COMMUNIQUÉ | Industrie privée des soins virtuels : le système public de santé menacé
12 janvier 2023
Montréal, 12 janvier 2022 – Alors que le système de santé est aux prises avec une pénurie de main-d’œuvre importante, le gouvernement provincial contribue au transfert des travailleuses et des travailleurs du secteur de la santé et des services sociaux vers le privé en soutenant financièrement le développement de l’industrie des soins virtuels à but lucratif. Dans une étude qui paraît aujourd’hui, l’Institut de recherche et d’informations socioéconomiques (IRIS) montre les risques que représente l’essor fulgurant des fournisseurs privés de soins virtuels pour la pérennité du système public de santé.
L’accroissement du privé en médecine virtuelle au détriment de l’accès aux soins
L’industrie privée de la télésanté a connu un essor fulgurant depuis le printemps 2020. Alors que certains fournisseurs privés de soins virtuels ont vu leurs chiffres d’affaires quintupler, leurs dépenses en rémunération ont quant à elles crues entre 200 % et 900% depuis deux ans. L’augmentation importante des dépenses en rémunération montre que ces entreprises sont engagées dans des opérations de recrutement qui risquent de priver le réseau public de ressources professionnelles précieuses.

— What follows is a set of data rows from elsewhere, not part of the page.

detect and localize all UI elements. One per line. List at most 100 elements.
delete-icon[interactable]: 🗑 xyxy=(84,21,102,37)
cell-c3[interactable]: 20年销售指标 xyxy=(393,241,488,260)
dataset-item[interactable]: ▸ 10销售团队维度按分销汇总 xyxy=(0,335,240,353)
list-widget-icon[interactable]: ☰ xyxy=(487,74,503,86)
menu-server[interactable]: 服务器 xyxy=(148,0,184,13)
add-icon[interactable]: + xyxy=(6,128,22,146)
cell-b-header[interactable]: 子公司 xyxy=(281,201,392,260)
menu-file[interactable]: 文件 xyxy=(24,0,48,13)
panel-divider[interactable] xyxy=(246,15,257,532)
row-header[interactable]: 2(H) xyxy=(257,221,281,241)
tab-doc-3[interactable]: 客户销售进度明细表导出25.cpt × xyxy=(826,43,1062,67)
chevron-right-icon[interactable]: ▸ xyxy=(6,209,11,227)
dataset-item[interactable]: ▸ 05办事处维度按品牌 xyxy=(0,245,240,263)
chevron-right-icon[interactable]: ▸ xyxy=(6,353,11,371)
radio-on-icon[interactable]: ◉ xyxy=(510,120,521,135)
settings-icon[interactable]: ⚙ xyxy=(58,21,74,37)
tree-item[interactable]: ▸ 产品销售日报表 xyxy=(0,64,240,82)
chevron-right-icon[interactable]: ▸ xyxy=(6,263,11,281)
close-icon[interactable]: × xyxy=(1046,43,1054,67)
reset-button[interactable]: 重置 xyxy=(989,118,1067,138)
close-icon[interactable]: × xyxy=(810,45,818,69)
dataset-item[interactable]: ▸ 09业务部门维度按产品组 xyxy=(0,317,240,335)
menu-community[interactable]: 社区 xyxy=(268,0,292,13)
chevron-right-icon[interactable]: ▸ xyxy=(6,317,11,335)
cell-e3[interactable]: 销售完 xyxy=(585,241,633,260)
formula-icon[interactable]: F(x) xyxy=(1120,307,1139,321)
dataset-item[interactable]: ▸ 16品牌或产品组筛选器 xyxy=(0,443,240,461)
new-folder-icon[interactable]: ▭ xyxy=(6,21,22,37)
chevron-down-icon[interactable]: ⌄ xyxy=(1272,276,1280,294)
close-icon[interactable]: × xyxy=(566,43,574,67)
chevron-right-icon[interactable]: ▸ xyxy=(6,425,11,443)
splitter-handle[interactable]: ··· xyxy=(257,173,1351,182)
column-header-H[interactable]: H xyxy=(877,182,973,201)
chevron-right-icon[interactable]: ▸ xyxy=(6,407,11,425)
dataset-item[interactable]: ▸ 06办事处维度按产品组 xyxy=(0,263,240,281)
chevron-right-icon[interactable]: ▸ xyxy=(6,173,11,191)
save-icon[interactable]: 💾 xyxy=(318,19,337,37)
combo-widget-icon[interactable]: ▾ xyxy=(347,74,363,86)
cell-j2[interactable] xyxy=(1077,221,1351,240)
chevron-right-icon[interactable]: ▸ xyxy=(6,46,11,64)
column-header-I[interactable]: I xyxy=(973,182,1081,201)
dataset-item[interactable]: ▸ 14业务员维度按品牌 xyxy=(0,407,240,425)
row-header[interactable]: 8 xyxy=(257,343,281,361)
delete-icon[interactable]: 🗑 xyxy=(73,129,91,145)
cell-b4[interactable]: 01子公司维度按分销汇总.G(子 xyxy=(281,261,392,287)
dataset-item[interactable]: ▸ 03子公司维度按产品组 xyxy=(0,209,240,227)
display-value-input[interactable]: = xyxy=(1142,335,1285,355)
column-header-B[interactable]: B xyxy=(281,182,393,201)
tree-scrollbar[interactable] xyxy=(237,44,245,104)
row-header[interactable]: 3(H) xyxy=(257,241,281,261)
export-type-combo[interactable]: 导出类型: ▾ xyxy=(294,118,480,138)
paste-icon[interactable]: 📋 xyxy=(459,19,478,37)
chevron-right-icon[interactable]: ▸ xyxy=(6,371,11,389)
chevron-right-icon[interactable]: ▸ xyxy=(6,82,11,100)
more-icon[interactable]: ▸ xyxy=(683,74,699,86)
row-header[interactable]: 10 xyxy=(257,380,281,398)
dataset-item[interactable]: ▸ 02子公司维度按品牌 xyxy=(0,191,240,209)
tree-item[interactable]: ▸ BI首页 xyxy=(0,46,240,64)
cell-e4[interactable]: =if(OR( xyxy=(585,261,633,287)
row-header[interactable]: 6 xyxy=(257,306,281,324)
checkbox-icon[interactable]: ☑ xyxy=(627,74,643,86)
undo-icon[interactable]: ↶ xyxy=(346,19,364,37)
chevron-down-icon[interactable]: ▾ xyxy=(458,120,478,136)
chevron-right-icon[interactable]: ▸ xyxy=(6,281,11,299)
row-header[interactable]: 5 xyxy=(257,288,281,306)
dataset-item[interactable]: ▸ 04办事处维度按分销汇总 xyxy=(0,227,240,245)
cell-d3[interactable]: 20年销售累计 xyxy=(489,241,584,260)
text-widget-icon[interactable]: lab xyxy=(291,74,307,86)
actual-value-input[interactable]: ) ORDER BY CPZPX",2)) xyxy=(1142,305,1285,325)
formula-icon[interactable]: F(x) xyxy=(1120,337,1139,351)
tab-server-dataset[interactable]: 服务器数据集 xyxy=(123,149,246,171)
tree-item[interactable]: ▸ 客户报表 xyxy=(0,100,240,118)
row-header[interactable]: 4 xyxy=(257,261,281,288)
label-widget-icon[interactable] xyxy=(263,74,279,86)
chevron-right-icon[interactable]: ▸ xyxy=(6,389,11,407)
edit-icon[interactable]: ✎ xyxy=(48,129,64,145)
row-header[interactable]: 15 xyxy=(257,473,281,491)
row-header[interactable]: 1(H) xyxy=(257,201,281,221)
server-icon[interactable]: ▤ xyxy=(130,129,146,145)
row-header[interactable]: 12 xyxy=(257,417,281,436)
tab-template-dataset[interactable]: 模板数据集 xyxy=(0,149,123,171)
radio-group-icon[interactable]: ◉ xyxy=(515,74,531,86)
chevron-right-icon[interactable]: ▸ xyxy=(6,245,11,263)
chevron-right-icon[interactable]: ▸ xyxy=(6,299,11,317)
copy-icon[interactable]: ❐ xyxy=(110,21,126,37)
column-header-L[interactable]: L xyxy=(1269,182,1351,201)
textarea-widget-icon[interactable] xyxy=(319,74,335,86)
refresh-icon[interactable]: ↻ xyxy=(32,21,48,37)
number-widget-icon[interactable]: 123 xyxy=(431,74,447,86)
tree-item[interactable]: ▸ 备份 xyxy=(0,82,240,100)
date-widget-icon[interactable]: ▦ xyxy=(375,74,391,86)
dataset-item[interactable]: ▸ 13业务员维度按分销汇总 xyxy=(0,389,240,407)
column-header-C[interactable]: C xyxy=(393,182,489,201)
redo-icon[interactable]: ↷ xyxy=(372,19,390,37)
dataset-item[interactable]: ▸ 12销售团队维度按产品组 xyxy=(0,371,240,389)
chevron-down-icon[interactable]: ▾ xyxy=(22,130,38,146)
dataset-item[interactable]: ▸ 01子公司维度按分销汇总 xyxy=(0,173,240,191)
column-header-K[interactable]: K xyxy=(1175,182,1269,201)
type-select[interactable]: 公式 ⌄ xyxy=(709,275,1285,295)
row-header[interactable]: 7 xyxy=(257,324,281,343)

Le succès de ces entreprises repose en grande partie sur la détérioration des services offerts par le système public, déjà fragilisé par des problèmes de recrutement et de rétention de la main-d’œuvre. « Contrairement à une idée largement reçue, le développement d’une offre privée de soins de santé, loin de désengorger le système public, menace l’accès aux soins pour les personnes les plus vulnérables ayant les besoins de santé les plus importants et risque ainsi d’aggraver les iniquités en santé », souligne Anne Plourde, chercheuse à l’IRIS et autrice de la note.
Des fonds publics pour financer l’industrie privée de la télésanté
Bien qu’elles menacent la pérennité du système public, les entreprises de soins virtuels ont reçu un important soutien financier de l’État. Sur la scène québécoise, la Caisse de dépôt et placement du Québec a réalisé un investissement de 14 millions de dollars dans Dialogue, tandis qu’Investissement Québec (IQ) a accordé un prêt de 2 millions de dollars à cette même entreprise en 2019. Ce prêt faisait suite à un autre de 2 millions de dollars consenti par le gouvernement québécois en 2018. La Caisse, IQ et le gouvernement du Québec ont également investi des dizaines de millions de dollars à au moins trois reprises dans AlayaCare, qui rencontre aujourd’hui des difficultés financières. Le gouvernement fédéral a quant à lui financé l’industrie par l’entremise de l’organisme à but non lucratif Inforoute Santé du Canada.
« L’État a adopté des lois comme la Loi canadienne sur la santé et la Loi sur l’assurance maladie pour protéger le système public et limiter le développement d’un marché privé de la santé. En jouant un rôle important dans la l’émergence de l’industrie canadienne de la télésanté privée, les gouvernements fédéral et provincial manquent de cohérence », soutient Anne Plourde.
Loi sur l’assurance maladie : des angles morts au bénéfice des fournisseurs privés
Si l’extension de la couverture publique aux services de télémédecine en 2020 a permis de limiter les possibilités d’expansion du marché de la santé dans le secteur des soins virtuels, certaines failles subsistent toujours dans le cadre réglementaire actuel.
« Ce qui est préoccupant, c’est qu’on peut s’attendre à ce que les fournisseurs privés de soins virtuels exploitent au maximum les lacunes, exceptions et imprécisions du cadre juridique actuel. Dans ce contexte, il est impératif de clarifier rapidement ces imprécisions afin d’exclure explicitement le financement privé des services de télémédecine, y compris par l’entremise des régimes d’assurance et d’avantages sociaux offerts par les employeurs à leurs employé·e·s », conclut Anne Plourde.